Антиквар поднял руку.

– Послушайте! Альфонс Архипетр преподавал французский язык в Гимназиуме до 1842 года.

– Да? Неужели так давно?

– Это был год великого пожара, уничтожившего Гамбург. Моленштрассе, прилегающий квартал, Дайхштрассе сгорели дотла, превратились в груду раскаленных углей.

– И Архипетр?

– В том то и дело! Он проживал на Блейхене, в другой стороне. И во вторую ночь бедствия, в ужасную, сухую и жаркую ночь на шестое мая его дом загорелся – единственный, заметьте, – остальные чудом уцелели. Очевидно, он погиб в пламени; во всяком случае, его не нашли.

– Удивительно… – начал я.

Локманн Гокель не дал мне закончить. Он, видимо, обожал отвлеченные умозаключения, ибо тут же пустился в широкие научные обобщения.

По счастью, в его монологе попадались кое–какие интересующие меня факты.

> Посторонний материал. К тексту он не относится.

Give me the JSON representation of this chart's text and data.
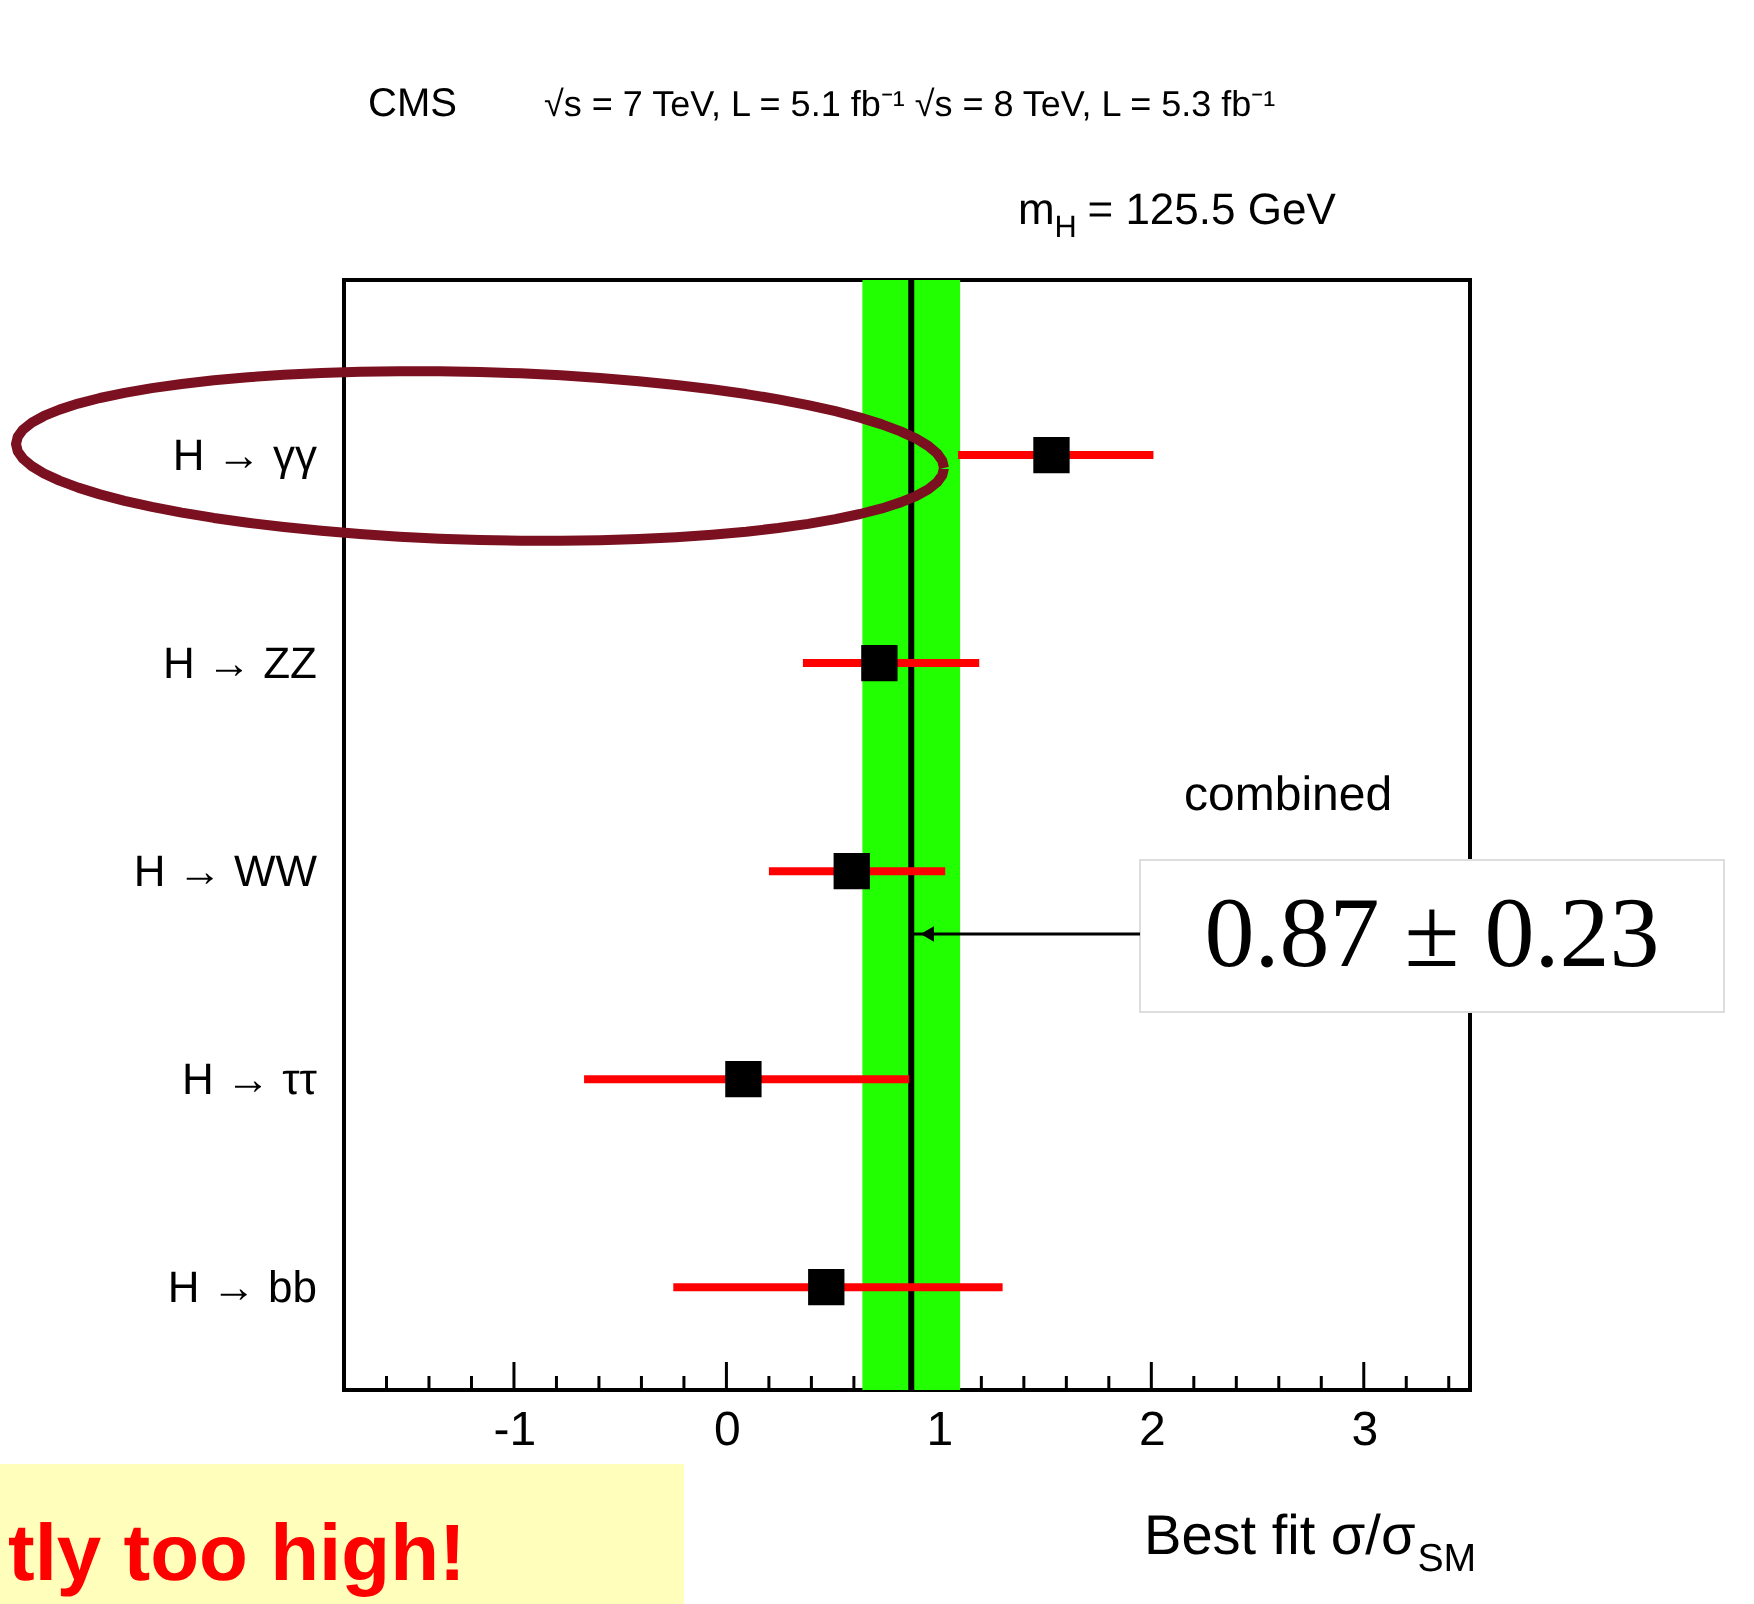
{
  "chart_data": {
    "type": "scatter",
    "orientation": "horizontal",
    "categories": [
      "H → γγ",
      "H → ZZ",
      "H → WW",
      "H → ττ",
      "H → bb"
    ],
    "series": [
      {
        "color": "#000000",
        "values": [
          1.53,
          0.72,
          0.59,
          0.08,
          0.47
        ],
        "errors": [
          [
            1.09,
            2.01
          ],
          [
            0.36,
            1.19
          ],
          [
            0.2,
            1.03
          ],
          [
            -0.67,
            0.86
          ],
          [
            -0.25,
            1.3
          ]
        ]
      }
    ],
    "marker": "square",
    "xlabel": "Best fit σ/σ$_{SM}$",
    "xlim": [
      -1.8,
      3.5
    ],
    "xticks": [
      {
        "value": -1.6,
        "label": null
      },
      {
        "value": -1.4,
        "label": null
      },
      {
        "value": -1.2,
        "label": null
      },
      {
        "value": -1,
        "label": "-1"
      },
      {
        "value": -0.8,
        "label": null
      },
      {
        "value": -0.6,
        "label": null
      },
      {
        "value": -0.4,
        "label": null
      },
      {
        "value": -0.2,
        "label": null
      },
      0,
      {
        "value": 0.2,
        "label": null
      },
      {
        "value": 0.4,
        "label": null
      },
      {
        "value": 0.6,
        "label": null
      },
      {
        "value": 0.8,
        "label": null
      },
      1,
      {
        "value": 1.2,
        "label": null
      },
      {
        "value": 1.4,
        "label": null
      },
      {
        "value": 1.6,
        "label": null
      },
      {
        "value": 1.8,
        "label": null
      },
      2,
      {
        "value": 2.2,
        "label": null
      },
      {
        "value": 2.4,
        "label": null
      },
      {
        "value": 2.6,
        "label": null
      },
      {
        "value": 2.8,
        "label": null
      },
      3,
      {
        "value": 3.2,
        "label": null
      },
      {
        "value": 3.4,
        "label": null
      }
    ],
    "grid": false,
    "legend": false,
    "ref_lines": [
      {
        "axis": "x",
        "value": 0.87,
        "color": "#000000"
      }
    ],
    "bands": [
      {
        "axis": "x",
        "from": 0.64,
        "to": 1.1,
        "color": "#22ff00"
      }
    ],
    "annotations": [
      "CMS",
      "√s = 7 TeV, L = 5.1 fb⁻¹  √s = 8 TeV, L = 5.3 fb⁻¹",
      "m$_{H}$ = 125.5 GeV",
      "combined",
      {
        "text": "0.87 ± 0.23",
        "x": 0.87
      },
      "tly too high!"
    ]
  }
}
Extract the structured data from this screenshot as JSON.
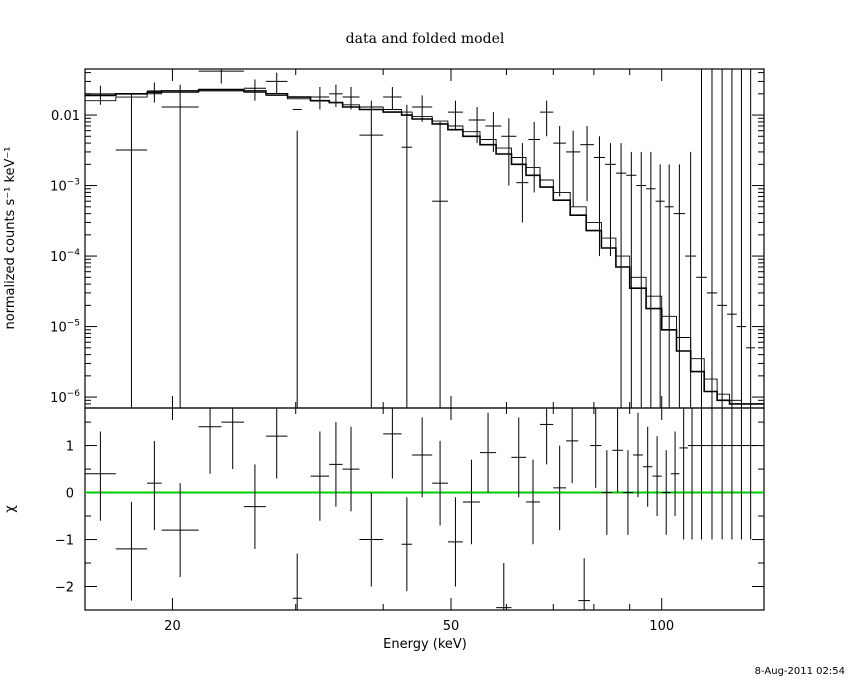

– Самое удивительное во всей этой истории – это концентрация времени, равно как и пространства, в роковой протяженности переулка святой Берегонны. В городских архивах упоминается о жестокостях, творимых бандой таинственных злодеев во время пожара . Зверские убийства, грабежи, паническое безумие толпы – все это соответствует истине. Однако, заметьте, кошмарные эти преступления свершились задолго до бедствия . Теперь вы понимаете: я разумею контракцию, сжатие пространства и времени.

Антиквар чрезвычайно воодушевился.

– Современная наука преодолела эвклидовы заблуждения. Весь мир завидует нашему соотечественнику – замечательному Эйнштейну. Ничего не остается, как с трепетом и восхищением признать фантастический закон контракции Фитцджеральда–Лоренца. Контракция, майн герр, ах, сколько глубины в этом слове!